At the urging of an life insurance salesman the Barrozos exhanged several old life insurance policies covering Mr. Barrozo for a single new policy from American General Insurance (AGI). Less than 2 years later Mr. Barrozo unexpectedly died. His wife’s claim for life insurance benefits to AGI was denied on the basis that Mr. Barrozo failed to disclose that he had been diagnosed with hypertension (high blood pressure) on his application for insurance.
Insurers are entitled to deny claims on the basis of a material misrepresentation in the application for life insurance coverage. However an insurer can only deny coverage on this basis during the first 2 years of coverage. If a claim is made after the first 2 years, even if there is a material misrepresentation of the insured’s health, the insurer must pay the claim.

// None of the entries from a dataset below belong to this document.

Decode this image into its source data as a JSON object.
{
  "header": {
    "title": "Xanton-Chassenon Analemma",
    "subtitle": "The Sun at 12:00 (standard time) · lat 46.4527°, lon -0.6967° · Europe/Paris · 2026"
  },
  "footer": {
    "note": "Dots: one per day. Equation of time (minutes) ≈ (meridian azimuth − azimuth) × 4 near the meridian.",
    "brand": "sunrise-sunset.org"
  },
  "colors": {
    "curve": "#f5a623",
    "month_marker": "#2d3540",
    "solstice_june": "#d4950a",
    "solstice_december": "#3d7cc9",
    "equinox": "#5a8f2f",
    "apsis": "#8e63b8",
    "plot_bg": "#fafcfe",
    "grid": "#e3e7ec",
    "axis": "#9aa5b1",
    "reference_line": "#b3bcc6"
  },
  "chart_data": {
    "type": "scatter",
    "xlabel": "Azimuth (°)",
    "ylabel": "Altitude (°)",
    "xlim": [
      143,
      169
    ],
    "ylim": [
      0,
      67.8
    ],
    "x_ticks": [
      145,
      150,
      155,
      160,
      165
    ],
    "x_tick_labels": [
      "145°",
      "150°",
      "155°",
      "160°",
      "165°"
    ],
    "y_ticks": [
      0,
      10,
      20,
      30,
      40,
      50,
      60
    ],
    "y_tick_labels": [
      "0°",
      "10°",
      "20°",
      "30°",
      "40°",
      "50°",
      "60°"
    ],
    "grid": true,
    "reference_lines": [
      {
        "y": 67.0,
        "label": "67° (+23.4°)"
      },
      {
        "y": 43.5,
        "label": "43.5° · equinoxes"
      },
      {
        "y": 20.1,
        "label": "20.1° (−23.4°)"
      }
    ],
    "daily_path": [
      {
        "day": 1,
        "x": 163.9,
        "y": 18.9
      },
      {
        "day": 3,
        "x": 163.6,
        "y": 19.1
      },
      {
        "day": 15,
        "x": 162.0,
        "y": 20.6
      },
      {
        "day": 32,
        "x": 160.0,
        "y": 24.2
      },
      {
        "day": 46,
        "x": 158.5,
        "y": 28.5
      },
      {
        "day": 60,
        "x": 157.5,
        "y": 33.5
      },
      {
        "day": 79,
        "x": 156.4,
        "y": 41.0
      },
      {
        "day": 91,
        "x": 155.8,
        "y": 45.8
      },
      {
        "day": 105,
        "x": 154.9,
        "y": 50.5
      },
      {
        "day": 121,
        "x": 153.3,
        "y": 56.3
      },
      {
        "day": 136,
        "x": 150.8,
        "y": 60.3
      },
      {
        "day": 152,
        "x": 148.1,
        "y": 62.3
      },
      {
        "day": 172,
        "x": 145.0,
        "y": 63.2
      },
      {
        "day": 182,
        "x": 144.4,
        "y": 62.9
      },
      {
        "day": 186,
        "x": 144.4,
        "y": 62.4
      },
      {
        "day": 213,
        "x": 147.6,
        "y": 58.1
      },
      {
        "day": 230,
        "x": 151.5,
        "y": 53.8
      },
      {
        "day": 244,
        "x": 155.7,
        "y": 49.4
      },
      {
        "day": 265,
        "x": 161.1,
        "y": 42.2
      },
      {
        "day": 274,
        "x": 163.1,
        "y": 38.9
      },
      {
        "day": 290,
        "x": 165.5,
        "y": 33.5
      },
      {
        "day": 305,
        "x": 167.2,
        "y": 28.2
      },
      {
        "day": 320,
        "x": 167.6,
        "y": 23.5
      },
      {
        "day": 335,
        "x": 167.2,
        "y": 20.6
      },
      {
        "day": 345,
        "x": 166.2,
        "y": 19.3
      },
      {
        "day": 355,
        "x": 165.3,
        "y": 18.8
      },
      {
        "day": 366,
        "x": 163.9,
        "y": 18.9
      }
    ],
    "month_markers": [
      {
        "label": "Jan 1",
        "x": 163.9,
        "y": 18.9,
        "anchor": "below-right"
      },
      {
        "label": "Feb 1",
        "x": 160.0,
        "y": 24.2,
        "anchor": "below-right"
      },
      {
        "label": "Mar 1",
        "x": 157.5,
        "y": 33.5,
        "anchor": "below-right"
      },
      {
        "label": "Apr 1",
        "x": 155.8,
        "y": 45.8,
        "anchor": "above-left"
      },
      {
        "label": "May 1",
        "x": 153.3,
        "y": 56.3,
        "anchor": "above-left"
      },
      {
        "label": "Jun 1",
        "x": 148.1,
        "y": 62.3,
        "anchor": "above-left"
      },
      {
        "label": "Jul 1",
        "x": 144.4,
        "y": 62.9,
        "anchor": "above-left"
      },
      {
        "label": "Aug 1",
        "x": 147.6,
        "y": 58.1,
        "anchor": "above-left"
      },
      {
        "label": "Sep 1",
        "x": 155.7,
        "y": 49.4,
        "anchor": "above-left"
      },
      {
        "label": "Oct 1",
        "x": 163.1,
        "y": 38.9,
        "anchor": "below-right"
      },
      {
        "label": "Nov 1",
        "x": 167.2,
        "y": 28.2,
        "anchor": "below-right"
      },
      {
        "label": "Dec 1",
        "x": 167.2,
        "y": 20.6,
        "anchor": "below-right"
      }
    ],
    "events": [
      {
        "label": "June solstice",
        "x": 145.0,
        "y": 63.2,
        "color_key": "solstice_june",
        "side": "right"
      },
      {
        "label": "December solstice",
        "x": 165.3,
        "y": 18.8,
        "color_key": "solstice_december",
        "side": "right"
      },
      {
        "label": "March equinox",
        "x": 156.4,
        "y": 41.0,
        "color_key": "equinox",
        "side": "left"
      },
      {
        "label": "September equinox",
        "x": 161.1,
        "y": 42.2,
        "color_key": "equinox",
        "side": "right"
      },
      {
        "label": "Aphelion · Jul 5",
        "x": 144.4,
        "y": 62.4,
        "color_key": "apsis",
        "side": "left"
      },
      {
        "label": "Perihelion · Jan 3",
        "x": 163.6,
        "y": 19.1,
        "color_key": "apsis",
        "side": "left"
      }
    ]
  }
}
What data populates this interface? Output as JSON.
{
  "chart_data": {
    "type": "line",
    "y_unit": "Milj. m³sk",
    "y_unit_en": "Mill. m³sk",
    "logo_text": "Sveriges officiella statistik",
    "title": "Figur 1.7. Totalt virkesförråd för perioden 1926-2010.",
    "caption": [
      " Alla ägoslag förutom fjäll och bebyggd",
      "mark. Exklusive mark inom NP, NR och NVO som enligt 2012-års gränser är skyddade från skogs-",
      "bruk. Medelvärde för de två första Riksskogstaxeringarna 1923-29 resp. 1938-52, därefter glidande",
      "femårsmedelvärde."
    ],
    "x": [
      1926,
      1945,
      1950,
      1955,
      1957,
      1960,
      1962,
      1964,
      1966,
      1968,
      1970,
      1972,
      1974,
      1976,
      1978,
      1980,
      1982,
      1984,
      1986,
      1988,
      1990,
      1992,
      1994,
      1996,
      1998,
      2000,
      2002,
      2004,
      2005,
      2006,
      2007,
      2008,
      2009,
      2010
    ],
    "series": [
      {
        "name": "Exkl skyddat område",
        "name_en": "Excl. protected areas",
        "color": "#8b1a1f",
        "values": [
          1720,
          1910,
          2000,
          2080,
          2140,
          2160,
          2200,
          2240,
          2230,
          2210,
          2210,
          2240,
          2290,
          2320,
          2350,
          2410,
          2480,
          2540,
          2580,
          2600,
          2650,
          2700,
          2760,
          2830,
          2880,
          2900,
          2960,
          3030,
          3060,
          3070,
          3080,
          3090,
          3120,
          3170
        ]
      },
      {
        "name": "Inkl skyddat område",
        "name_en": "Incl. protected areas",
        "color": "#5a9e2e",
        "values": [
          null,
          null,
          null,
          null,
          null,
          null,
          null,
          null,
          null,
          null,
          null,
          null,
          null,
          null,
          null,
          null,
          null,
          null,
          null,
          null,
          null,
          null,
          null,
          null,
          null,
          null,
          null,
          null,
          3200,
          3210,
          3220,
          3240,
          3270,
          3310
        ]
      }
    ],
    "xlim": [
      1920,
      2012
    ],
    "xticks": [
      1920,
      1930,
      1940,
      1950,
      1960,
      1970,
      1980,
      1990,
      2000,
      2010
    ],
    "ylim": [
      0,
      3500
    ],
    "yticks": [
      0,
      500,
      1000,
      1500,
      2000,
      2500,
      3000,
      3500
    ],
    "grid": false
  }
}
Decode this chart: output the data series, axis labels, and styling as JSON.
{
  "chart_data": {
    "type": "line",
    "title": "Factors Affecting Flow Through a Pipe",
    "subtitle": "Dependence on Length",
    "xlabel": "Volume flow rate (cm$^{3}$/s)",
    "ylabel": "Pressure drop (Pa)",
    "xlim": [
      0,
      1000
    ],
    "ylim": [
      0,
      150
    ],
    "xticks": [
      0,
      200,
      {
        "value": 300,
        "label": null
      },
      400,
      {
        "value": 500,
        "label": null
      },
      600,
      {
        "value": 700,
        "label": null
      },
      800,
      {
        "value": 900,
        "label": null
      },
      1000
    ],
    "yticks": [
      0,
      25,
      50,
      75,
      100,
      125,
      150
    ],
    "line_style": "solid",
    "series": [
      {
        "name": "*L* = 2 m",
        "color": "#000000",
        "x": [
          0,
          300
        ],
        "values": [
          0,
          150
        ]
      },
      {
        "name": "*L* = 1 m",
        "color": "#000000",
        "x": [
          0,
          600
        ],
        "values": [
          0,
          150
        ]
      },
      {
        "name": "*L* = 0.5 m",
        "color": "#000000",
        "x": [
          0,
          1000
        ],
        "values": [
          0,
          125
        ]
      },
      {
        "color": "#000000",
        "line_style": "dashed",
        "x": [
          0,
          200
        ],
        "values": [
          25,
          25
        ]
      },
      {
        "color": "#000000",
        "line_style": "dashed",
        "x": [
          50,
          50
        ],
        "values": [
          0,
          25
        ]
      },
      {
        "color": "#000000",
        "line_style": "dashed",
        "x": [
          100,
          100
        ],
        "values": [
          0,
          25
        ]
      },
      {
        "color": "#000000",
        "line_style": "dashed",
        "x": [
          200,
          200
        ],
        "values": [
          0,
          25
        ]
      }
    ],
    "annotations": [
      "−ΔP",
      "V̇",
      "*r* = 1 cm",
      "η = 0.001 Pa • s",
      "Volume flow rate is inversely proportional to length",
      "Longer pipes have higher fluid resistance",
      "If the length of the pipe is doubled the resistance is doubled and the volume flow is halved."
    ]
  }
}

If the Barrozos had not been talked into turning in their old policies for a new AGI policy, the claim for death benefits under the old policies would have been paid. The life insurance agent failed to advise the Barrozos of this danger of “twisting” policies. A life insurance agent’s commission is largely based on the first year premium, thus agents are motivated to sell new policies – not to service old policies. In this case the agent convinced the Barrozos to roll over the cash value of their old policies into the new AGI policy. That cash value (in this case tens of thousands of dollars) became a part of the first year premium and resulted in a huge commission for the agent.
Stennett & Casino filed suit against both the agent and AIG for their failure to provide appropriate advice and protect their client’s interests. Stennett & Casino were successful in obtaining the insurance benefits for their client.